Changing channels, this weekend I'll be a participating in the SEA (Self Employment in the Arts) Conference in Chicago. At the conference I'll be a panelist for the Making a Living in the Digital and Media Artsdiscussion, leading a round table discussion on Selling on Print on Demand Sites, and serving as the mentor for a small group meeting on Marketing & Selling Digital Photography. This will be the third year I have participated in SEA Conference programming and have found it to be a very fulfilling event. While oriented towards new and emerging artists, the quality of the programming is such that even seasoned artists would benefit. I highly recommend this conference to anyone for whom the creative arts is their source of income.
The Art: Apollo 11 Lunar Excursion Module Mashup
To illustrate this post I've used a newly created work of art that while its component parts are representative in nature, its final look is fairly abstract. I've taken a particular interest in the Apollo program this year because it is the fiftieth anniversary of the Apollo 11 landing on the Moon – a truly historic event. I've created a few artworks commemorating this event and have put them up on Redbubble in my Support Space Exploration gallery.

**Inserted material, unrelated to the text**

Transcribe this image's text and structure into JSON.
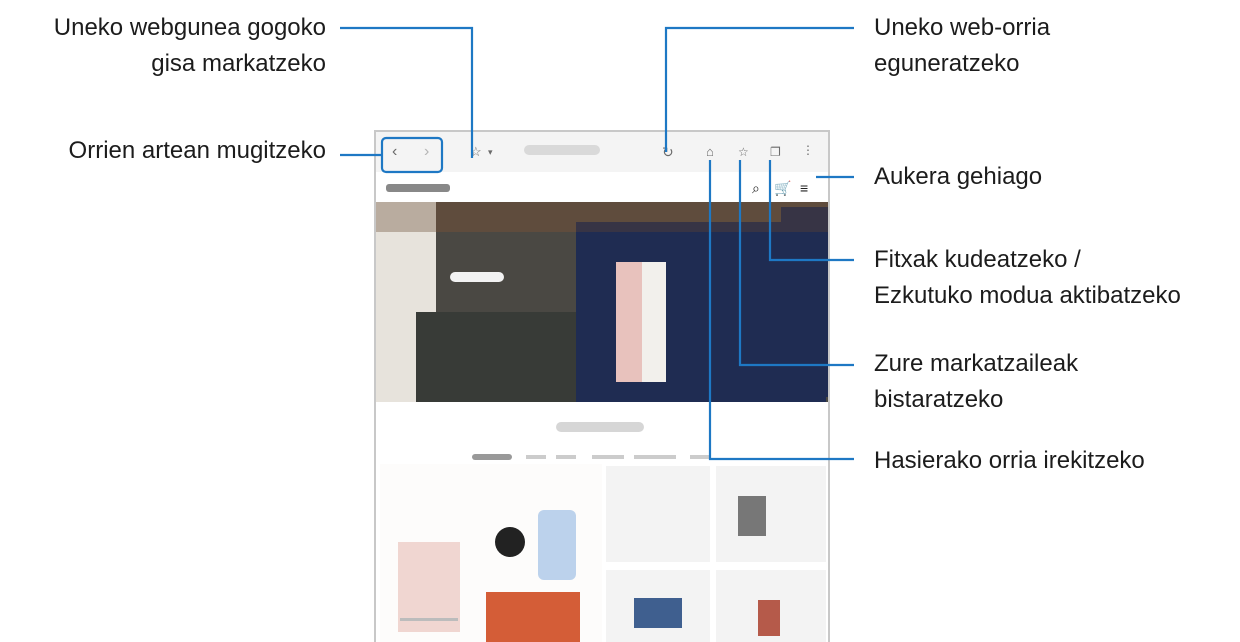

The original artwork is 36 by 24 inches and is shown above. The version that is on Redbubble is a cropped version of the original and has been applied to a variety of products using different cropping and sizing so that no two are identical. If you're curious to see the effect of the art applied to a tee shirt, you can check out the main product page.
Post Script: Planet Earth as Art Presentation
Tonight I'll be giving my Planet Earth as Art: The View from Space presentation at a meeting of the Northwest Suburban Astronomers being held at the Schaumburg Township District Library. It's a free program so if you're in the area, feel free to stop in. For more, see my Calendar of Events for Planet Earth as Art: The View from Space or sign up for my Digital Media Newsletter.
In a conference call I was on the other day, the topic of software ecosystems came up. During this discussion someone referred to the ‘Microsoft ocean'. The first thought that popped into my head was the Bermuda Triangle. Enough said.